I don’t think there’s ever been a weekend before where I saw two films that seemed different enough on the surface only to end up being about the same things. The Reader seems like a story about love and its effect on the life of one man, or maybe about the price of stubbornness and pride, or maybe about the price of sexing up teenagers…and it is all those things. But it’s really about responsibility. And complicity. And nothing made that more evident than watching Waltz with Bashir.
The only difference is in the way that the guilty parties deal with their, um, guilt. The Reader’s Hanna Schmitz has some mighty big skeletons in her closet. She doesn’t talk about them and it’s clear she doesn’t like to think about them. She lives alone, works with people yet does a solitary job and generally minds her own business. But eventually, those skeletons are brought to the forefront. Though we’re supposed to simultaneously feel bad for her and towards her, it’s hard to feel remotely bad for someone who acts as if they were a third party to their own actions.
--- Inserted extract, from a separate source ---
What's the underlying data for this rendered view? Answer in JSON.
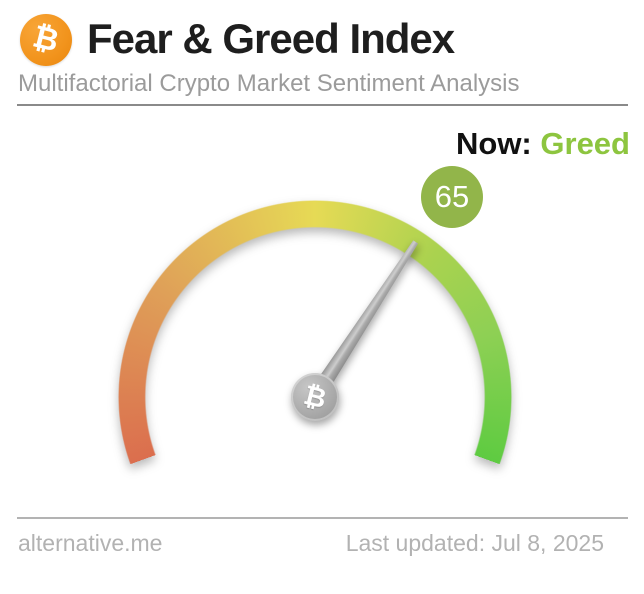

Meanwhile, Ari Folman, the star/director/writer/producer of the gorgeous Waltz with Bashir, doesn’t shirk the blame for the actions of his past – he can’t, as he just plain doesn’t remember them. Spurred on by hearing about the recurring dreams of a friend haunted by the ghosts of his past, Folman becomes aware and somewhat shocked that he can remember little of his own participation in the 1982 Lebanon War (and specifically the Sabra and Shatila massacre, where somewhere between a few hundred and a few thousand Palestinian men, women, and children were killed by Christian Phalangists as revenge for the assassination of their leader, Bashir Gemayel).
Like any good documentarian, he sets out on a quest for the answer, talking with friends that lead him to comrades of old that help him unlock the mystery of his past. It’s like The DaVinci Code, only important and without puzzles. And an albino. What we’re left with is a meta-quasi-documentary that might be too depressing and/or too obscure (after all, this is no Holocaust we’re talking about here) were it not for its outstanding presentation.
Though it’s not rotoscoped, the traditional/3-D/Flash-based animation of Waltz has that “moving still life” feel to it, and it’s rich skies and dark tones are the perfect match to the mixture of punk, rock, electronic and local music featured on the soundtrack. With it’s early ’80s-setting (the war scenes, anyhow), Bashir feels, with good reason, like a companion piece to last year’s (slightly superior) Persepolis, mixed with Richard Linklater’s Waking Life. Good company.